Herzl et Merav Hajaj, dont la fille Shir a été tuée lors d’une attaque à la voiture bélier en 2017, ont notamment protesté lors des cérémonies commémoratives. Lors d’une cérémonie mercredi matin pour les soldats morts au combat, Merav Hajaj a brandi une pancarte sur laquelle on pouvait lire : « Bennett, qui a formé un gouvernement avec des soutiens du terrorisme, n’est pas le bienvenu ici ».

Aryeh Mualem, chef de l’unité du ministère de la Défense pour les familles et les commémorations, a déclaré au radiodiffuseur public Kan qu’il ne pensait pas que Hajaj aurait dû être exclue de la cérémonie.

« Elle vit son deuil à sa manière, c’est sa douleur », a-t-il déclaré.

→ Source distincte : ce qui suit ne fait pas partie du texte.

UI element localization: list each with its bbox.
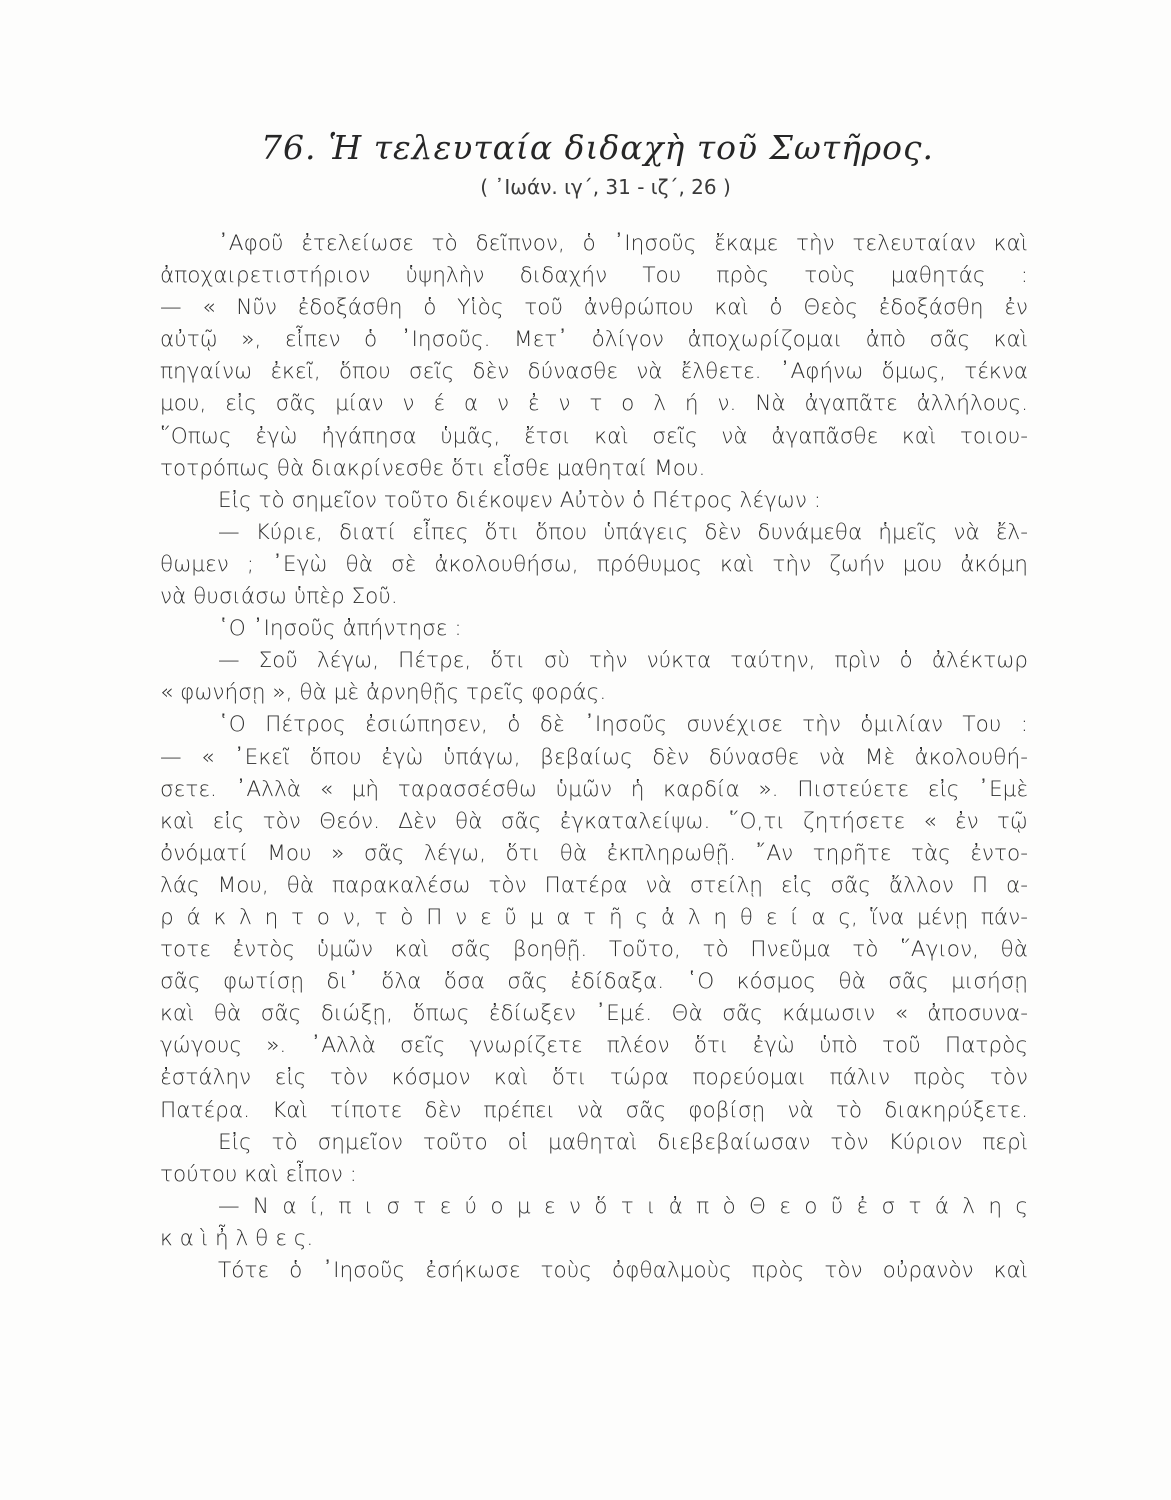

Arik Hanan, dont le frère a été tué en 1985 alors qu’il combattait au Liban et qui a été exclu de la cérémonie de Petah Tikva après avoir chahuté Shaked, a déclaré au quotidien Haaretz que la dépendance du gouvernement à l’égard de Raam est « inconcevable ».

« Des gens me disaient de me taire, mais je pense que c’était la bonne chose à faire », a-t-il assuré. « Si ce n’est pas le moment ou l’endroit, alors quand ? »

Les gens figés pendant la sirène de Yom Hazikaron au cimetière militaire de Nahalat Yitzhak à Tel Aviv, le 4 mai 2022. (Crédit: Avshalom Sassoni/Flash90)

De nombreuses personnes présentes aux cérémonies ont exprimé leur consternation face au chahut, accusant également les manifestants de politiser les mémoriaux.

« Je suis consterné que des gens puissent abuser d’un jour comme aujourd’hui pour faire part de leurs arguments politiques », a déclaré un homme.

« Le Premier ministre a dit que nous avions des opinions divergentes, et c’est bien et légitime », a ajouté une autre femme, dans des entretiens avec la Douzième chaîne. « Mais déranger est un manque de respect à mon avis ».